The aim of DME treatment should primarily be improvement or stabilization of VA and secondarily prevention of further vision loss. Therefore, new laser treatment strategies should be developed to minimize chorioretinal damage in eyes with less severe retinal thickening at the center of the macula, while maintaining similar treatment efficacy. The first study examining the impact of focal/grid laser photocoagulation consisted of a combination of focal treatment to individual-leaking microaneurysms and grid treatment to areas of diffuse leakage and capillary non-perfusion in non-CI ME was released by the EDTRS group (14). They found that focal/grid laser photocoagulation tended to reduce the percentage of patients that had either moderate visual loss or had visual acuity worse than 20/100 after 5 years of laser treatment. The second study by Scott et al., (15) showed that one year after the focal/grid laser treatment, the mean VA remained unchanged, while the mean CST was reduced by 10 microns. In these studies, changes in retinal thickness have been assessed by colored stereoscopic fundus photographs, OCT, and FA. In clinical practice, decisions on treatment options are most likely to be based on the combination of OCT and VA (4). Fluorescein angiography assessment may be required in specific situations such as development of unexplained visual loss. Therefore, we followed the patients by VA measurements and retinal thickness changes measured with OCT while evaluating their response to therapy.

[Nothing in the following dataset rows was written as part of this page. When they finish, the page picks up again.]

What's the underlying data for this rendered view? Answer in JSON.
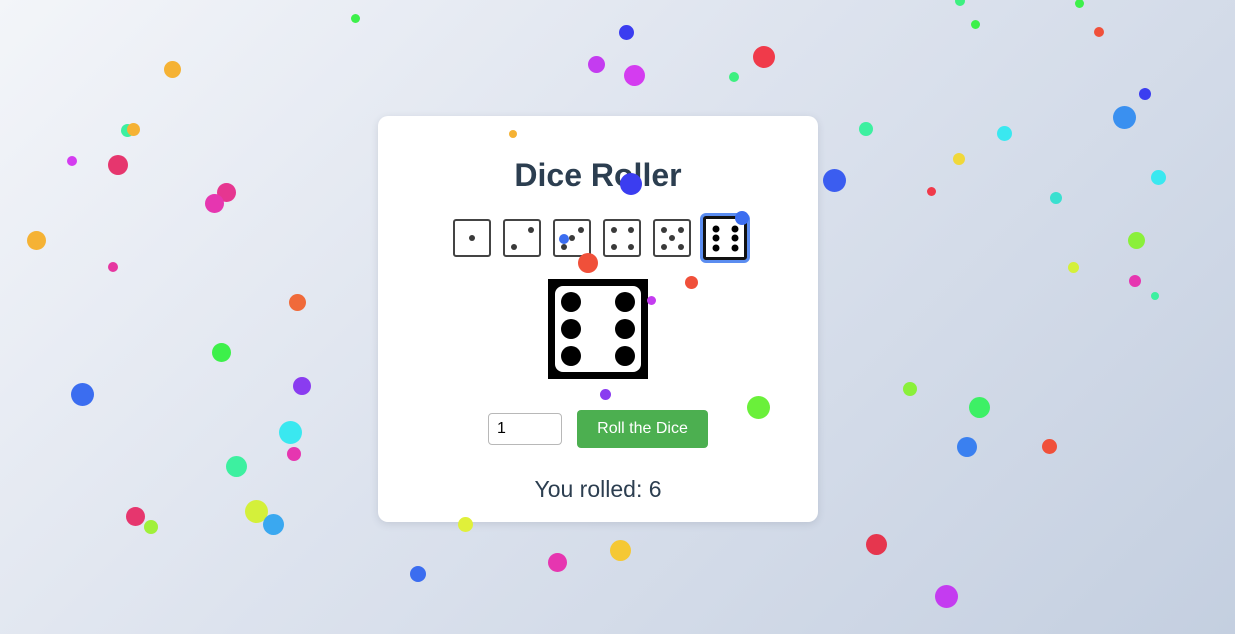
{
  "app": {
    "title": "Dice Roller",
    "roll_button_label": "Roll the Dice",
    "dice_count_value": "1",
    "result_text": "You rolled: 6"
  },
  "history": [
    {
      "value": 1,
      "selected": false
    },
    {
      "value": 2,
      "selected": false
    },
    {
      "value": 3,
      "selected": false
    },
    {
      "value": 4,
      "selected": false
    },
    {
      "value": 5,
      "selected": false
    },
    {
      "value": 6,
      "selected": true
    }
  ],
  "current_die": {
    "value": 6
  },
  "colors": {
    "button": "#4caf50",
    "title_text": "#2c3e50",
    "selected_ring": "#5b8df0",
    "confetti_palette": [
      "#f5b234",
      "#e6366e",
      "#3b6df0",
      "#3df065",
      "#8a3cf0",
      "#f06a3a",
      "#d43cf0",
      "#3df0c8",
      "#3ad0f0",
      "#d4f03a",
      "#f0d03a"
    ]
  }
}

In agreement with the previously mentioned studies, we found that focal laser photocoagulation had a stabilizing effect on VA. Final visual outcomes in our study showed that 62% of eyes maintained their baseline VA and 21% of eyes showed an improvement in VA in the treatment group. In the control group, VA stabilized in 65% eyes and improved in 5% of eyes at 12 months. This accounts for an overall positive effect on VA in 83% of the treated eyes versus 70% of eyes without treatment. A reduction in CST by 15 microns in the treated eyes at 12 months suggested that there was some center-involved edema at baseline. We found beneficial effect in reducing the retinal thickening in the inner zone and outer zone, and also in volume measurements. Conversely, we observed that the retinal thickness measurements and TMV in the control group showed a small gradual increase during the study period.

The precision of the results of the present study is limited by its relatively small study population and retrospective nature. Prospectively designed studies with long-term follow-up are needed to provide additional data.

In conclusion, we assessed a less aggressive laser therapeutic strategy that was limited to photocoagulation of microaneurysms for non-CI ME in this study. Taken together, we believe that focal laser treatment applied directly to angiographically leaking microaneurysms has a benefit of stabilizing the visual acuity and reducing the retinal thickening at 12 months compared to observation alone. We suggest an early intervention with focal laser treatment in eyes with non-CI ME.

DISCLOSURE

The authors report no conflicts of interest in this work.